3. Methodological Limitations

  • Survivorship bias: Only participants surviving to 70+ years were included, excluding those who died earlier (potentially with worse diets).
  • Temporality: Diet was assessed midlife (1986–2010), but dietary habits may change with aging, limiting causal inference.
  • Multiple comparisons: Subgroup analyses (e.g., sex, BMI) increase Type I error risk without Bonferroni correction.

4. Alignment with Consensus

The study aligns broadly with evidence that diets rich in plant foods, unsaturated fats, and fish (e.g., Mediterranean, DASH) promote healthy aging. However, its emphasis on moderate animal-food inclusion (e.g., low-fat dairy in AHEI) diverges from strict plant-based recommendations.
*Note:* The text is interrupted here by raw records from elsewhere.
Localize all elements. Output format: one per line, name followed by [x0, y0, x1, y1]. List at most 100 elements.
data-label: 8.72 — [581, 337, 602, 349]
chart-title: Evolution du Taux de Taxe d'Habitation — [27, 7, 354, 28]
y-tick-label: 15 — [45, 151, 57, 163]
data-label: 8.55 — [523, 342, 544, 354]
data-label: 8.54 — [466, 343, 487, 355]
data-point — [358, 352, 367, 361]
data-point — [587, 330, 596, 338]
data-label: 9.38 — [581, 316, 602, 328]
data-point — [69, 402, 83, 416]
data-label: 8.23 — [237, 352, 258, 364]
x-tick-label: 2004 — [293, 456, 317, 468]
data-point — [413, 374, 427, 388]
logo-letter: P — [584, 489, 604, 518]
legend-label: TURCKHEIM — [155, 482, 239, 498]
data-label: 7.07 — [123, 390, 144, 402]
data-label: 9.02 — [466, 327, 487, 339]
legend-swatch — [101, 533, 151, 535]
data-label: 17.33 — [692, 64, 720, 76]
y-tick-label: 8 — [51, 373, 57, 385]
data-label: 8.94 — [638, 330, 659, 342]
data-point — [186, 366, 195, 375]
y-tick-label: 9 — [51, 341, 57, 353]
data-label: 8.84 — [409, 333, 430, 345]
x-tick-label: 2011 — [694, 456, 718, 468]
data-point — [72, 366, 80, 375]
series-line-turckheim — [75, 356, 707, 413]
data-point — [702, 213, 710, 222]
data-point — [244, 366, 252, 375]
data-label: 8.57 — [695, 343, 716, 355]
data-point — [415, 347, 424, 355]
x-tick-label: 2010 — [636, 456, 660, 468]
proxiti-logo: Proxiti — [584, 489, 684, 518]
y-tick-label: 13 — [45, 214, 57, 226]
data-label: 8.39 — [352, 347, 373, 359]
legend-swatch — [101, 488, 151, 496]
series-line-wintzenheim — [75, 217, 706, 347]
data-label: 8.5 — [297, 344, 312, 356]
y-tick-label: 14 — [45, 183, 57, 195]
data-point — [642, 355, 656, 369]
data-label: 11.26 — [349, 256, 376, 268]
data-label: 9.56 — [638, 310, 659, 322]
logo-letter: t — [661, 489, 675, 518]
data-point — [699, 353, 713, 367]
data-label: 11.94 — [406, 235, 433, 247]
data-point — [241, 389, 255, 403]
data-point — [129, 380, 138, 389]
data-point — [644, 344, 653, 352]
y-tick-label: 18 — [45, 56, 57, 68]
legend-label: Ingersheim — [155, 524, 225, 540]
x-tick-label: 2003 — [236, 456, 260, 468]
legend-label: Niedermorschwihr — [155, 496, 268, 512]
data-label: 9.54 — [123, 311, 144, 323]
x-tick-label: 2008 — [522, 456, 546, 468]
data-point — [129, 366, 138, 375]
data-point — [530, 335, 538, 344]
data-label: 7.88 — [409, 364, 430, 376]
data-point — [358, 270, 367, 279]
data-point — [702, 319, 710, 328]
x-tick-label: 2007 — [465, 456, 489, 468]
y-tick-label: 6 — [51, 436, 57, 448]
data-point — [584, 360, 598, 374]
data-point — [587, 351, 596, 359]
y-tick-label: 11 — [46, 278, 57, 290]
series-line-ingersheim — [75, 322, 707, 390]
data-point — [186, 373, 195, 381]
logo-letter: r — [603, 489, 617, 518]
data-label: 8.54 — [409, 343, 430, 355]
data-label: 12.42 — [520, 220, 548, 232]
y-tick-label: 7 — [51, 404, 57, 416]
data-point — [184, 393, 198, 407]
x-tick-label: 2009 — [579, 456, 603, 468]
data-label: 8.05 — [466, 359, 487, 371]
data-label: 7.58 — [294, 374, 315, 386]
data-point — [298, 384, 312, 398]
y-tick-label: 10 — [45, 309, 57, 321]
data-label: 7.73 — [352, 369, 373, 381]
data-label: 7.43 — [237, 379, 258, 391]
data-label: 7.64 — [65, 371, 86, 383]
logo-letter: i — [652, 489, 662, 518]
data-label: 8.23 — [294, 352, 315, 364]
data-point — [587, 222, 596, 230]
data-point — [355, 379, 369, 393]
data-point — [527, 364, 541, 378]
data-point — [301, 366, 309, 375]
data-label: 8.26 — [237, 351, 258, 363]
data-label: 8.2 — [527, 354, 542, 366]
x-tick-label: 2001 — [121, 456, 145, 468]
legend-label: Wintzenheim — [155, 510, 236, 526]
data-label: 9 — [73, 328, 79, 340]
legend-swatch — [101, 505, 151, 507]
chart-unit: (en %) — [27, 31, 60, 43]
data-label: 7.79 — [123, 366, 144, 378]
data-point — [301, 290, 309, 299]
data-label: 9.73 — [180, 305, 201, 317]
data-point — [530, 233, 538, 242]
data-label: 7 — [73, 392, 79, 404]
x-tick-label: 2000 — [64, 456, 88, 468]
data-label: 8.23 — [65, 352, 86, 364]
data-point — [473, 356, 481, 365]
Recommendations for Interpretation

  1. Generalizability: Apply findings cautiously to non-European, lower-SES populations.
  2. Dietary nuance: Prioritize patterns like AHEI or Mediterranean over restrictive plant-based diets (hPDI).
  3. Mechanistic research: Investigate sex-specific pathways and the role of food processing.

This study advances dietary guidelines but requires replication in diverse cohorts and with objective health measures. :seedling::microscope:.